Interview geht viralFußballer stellt sich am Mikro – und wird von Millionen gefeiert

Ken Sema jubelt über einen Treffer für den FC Liverpool.

Ken Sema jubelt am Montag (20. Februar 2023) über einen seiner beiden Treffer. Noch mehr gefeiert wurde er anschließend aber für sein Interview nach dem Spiel.

Das dicke Geschichtsbuch zu unvergesslichen Fußballer-Interviews ist im Jahr um ein Kapitel reicher geworden. Es brauchte aber gar keinen Ausraster für Aufmerksamkeit und Anerkennung von Millionen Fans.

von Béla Csányi (bc)

Was wäre der Fußball ohne ikonische Interviews gleich nach Spielende?
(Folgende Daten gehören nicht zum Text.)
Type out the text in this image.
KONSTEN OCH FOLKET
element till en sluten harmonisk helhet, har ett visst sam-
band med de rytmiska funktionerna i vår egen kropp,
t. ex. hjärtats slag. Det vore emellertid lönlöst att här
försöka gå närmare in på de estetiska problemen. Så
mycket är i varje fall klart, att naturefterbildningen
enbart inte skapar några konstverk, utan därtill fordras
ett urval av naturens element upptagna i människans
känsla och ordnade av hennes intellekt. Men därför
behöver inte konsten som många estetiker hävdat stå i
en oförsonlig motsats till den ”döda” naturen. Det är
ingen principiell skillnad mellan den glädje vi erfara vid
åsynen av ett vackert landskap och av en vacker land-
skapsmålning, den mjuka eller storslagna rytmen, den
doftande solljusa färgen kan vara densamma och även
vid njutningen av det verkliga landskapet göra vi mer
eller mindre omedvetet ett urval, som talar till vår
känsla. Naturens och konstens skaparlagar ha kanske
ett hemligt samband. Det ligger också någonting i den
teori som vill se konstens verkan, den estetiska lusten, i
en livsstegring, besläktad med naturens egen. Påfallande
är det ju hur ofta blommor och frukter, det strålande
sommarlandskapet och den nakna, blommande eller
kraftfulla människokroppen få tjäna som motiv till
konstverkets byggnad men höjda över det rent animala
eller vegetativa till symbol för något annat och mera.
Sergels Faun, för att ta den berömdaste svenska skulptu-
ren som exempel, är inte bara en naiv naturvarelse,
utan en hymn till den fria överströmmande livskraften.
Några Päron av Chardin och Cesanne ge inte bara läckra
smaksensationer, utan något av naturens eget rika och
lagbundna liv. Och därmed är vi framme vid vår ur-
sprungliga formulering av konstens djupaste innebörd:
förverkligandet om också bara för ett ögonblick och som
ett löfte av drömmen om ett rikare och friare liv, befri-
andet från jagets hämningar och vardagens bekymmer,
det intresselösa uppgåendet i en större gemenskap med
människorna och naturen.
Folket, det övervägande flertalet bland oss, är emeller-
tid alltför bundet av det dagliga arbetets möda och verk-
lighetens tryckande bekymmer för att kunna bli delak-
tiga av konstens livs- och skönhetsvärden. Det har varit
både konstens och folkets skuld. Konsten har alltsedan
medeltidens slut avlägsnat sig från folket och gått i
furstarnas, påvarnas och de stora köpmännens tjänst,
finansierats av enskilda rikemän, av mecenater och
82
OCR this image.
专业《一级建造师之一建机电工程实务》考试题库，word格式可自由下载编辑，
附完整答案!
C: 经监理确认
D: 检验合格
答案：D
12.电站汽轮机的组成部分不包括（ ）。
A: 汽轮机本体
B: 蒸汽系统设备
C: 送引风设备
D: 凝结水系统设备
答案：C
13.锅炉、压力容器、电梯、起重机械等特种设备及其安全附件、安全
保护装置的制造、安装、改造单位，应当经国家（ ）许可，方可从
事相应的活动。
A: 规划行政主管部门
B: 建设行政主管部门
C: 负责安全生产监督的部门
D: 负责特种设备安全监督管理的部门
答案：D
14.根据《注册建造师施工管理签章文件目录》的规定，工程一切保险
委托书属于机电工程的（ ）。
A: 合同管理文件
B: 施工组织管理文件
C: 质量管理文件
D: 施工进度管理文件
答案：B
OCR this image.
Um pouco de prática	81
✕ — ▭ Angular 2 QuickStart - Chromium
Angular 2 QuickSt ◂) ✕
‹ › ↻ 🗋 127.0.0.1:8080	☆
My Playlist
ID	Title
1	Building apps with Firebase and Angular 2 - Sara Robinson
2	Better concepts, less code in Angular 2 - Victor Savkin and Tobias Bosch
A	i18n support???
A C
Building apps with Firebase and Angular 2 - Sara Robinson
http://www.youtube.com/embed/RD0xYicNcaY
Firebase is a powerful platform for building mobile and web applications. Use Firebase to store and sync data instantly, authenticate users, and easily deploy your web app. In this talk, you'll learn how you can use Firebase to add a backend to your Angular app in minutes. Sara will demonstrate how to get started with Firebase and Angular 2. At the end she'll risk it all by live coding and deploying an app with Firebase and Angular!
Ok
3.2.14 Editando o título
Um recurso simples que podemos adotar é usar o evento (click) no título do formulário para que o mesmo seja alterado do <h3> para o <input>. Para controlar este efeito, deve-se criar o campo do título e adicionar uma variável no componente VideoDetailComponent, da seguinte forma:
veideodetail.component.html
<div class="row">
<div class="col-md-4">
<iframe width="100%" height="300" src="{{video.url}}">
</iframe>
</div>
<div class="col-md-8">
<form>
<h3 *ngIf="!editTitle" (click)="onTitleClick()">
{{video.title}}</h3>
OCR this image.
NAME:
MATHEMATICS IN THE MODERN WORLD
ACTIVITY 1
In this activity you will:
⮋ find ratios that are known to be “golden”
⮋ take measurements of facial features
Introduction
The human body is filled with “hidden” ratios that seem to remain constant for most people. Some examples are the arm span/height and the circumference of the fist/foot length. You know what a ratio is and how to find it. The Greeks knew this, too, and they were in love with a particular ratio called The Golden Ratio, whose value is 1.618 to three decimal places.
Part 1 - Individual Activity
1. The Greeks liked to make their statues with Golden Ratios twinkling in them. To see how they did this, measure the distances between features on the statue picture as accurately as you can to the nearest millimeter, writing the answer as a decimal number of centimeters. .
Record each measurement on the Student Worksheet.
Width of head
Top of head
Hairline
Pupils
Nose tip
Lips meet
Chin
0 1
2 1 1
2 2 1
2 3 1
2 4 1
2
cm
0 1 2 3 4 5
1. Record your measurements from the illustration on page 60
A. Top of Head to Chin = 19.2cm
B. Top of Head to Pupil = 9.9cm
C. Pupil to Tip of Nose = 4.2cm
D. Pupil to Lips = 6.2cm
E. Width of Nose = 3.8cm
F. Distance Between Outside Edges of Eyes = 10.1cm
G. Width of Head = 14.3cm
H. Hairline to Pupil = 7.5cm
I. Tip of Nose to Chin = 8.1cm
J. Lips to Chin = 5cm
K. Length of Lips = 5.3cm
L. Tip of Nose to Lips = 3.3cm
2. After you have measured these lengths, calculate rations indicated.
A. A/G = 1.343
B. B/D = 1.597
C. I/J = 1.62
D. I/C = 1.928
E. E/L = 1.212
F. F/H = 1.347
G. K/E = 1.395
Obwohl Spielern und Trainern immer wieder vorgeworfen wird, sich vor dem TV-Mikro in Floskeln und Standard-Phrasen zu flüchten, haben die Gespräche schon zu vielen unvergesslichen Momenten geführt.

Das „Eistonnen-Interview“ von Per Mertesacker bei der WM 2014, der „Scheiß-Fragen“-Vorwurf von Toni Kroos nach dem Finale der Champions League 2022 oder die Schiri-Schelte von Lothar Matthäus nach einem Bayern-Remis in Karlsruhe 1994: Wenn die Stimmung im Interview kippt, entsteht oft ein Kurzgespräch für die Ewigkeit. Ein neues Beispiel – ausnahmsweise mit positiver Entstehungsgeschichte – kam 2023 aus England.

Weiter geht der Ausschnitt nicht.